Relations between Vietnam and China, by far its largest trading partner, have been inflamed by China reclaiming reefs in the South China Sea, and its placing last year of an oil rig in waters near the contested Paracel Islands.

“Part of the political elite favors closer ties with the U.S. because they are concerned about China,” Carlyle Thayer, an emeritus professor at the Australian Defence Force Academy in Canberra, said by phone. “They authorized these media reports and as soon as they did, those who are concerned about not damaging relations with China applied pressure to have the reports taken down.”

U.S. Shift

The pace of high-level visits between Hanoi and Washington has picked up since the oil-rig incident.

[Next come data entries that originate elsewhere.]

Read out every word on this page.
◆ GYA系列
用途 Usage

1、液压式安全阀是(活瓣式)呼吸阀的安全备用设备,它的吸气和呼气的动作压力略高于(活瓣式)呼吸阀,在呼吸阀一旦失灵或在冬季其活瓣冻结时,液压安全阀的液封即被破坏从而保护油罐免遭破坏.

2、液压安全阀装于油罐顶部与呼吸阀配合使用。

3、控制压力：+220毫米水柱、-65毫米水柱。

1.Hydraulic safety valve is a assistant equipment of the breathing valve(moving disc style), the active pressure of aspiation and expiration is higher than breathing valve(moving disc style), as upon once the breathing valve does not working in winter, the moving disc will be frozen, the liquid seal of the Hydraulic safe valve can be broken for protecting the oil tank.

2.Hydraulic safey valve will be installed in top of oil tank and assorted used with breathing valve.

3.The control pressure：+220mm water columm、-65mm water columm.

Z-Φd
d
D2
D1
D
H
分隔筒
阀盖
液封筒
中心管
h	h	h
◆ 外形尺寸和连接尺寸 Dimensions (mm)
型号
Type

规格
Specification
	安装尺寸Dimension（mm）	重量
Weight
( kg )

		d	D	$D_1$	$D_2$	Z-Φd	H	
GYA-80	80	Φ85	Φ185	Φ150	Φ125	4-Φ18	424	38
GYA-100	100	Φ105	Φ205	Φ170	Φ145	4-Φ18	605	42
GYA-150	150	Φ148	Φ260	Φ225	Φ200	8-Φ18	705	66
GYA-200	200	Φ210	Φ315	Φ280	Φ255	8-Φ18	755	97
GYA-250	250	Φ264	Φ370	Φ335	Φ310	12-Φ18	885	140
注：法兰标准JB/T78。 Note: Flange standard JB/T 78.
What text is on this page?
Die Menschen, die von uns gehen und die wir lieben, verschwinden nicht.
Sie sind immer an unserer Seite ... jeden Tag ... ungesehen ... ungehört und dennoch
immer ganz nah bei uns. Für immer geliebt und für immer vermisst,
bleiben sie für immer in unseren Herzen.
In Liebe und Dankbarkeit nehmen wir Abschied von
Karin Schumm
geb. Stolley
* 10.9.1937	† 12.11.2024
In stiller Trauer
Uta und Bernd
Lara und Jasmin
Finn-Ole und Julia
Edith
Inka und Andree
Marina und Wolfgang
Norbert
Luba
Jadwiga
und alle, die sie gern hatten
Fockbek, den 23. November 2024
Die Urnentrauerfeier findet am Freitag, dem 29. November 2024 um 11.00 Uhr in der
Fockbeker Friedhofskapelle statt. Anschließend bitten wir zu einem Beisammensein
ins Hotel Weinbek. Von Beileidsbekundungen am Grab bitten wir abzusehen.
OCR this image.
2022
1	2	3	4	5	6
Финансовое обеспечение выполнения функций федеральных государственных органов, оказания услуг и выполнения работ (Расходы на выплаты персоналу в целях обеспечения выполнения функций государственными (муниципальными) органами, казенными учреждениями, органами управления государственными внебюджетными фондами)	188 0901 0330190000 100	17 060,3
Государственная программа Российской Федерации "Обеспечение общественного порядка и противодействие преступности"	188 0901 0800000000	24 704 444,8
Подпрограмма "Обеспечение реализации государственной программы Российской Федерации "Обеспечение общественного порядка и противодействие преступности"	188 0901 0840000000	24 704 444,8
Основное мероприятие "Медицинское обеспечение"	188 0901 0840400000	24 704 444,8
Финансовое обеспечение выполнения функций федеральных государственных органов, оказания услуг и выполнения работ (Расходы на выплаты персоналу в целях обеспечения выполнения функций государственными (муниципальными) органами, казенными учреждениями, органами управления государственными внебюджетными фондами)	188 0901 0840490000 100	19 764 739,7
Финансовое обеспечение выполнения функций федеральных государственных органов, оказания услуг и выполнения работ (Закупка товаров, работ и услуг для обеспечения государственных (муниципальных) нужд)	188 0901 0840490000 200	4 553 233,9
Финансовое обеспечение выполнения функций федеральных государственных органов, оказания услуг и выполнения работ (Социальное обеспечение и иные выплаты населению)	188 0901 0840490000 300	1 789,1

U.S. Defense Secretary Ashton Carter was in the Vietnamese capital in June, and he was followed by U.S. Secretary of State John Kerry in August. On a visit to Washington in July -- the first by a Communist Party chief to the U.S. -- General Secretary Nguyen Phu Trong invited President Barack Obama to visit Vietnam.

Trong called for closer relations with the U.S. during his Washington visit. “We highly appreciate the United States’ increasing interest in the situation in the East Sea,” he said, referring to Vietnam’s name for the South China Sea.

President Truong Tan Sang said Sept. 28 that cooperation between Vietnam and the U.S. is indispensable to ensuring peace and security in the region, the Saigon Times reported.

The internal debate over relations with the U.S. and China is heating up as Vietnam prepares for its Party Congress next year, during which a political transition occurs, Thayer said.

“There is this fierce debate going on about the move to the U.S., which is stepping on all the norms that have guided Vietnam up to this time,” he said. “If we are going to take this step of deepening relations with the U.S., we have to brace for reactions from China.”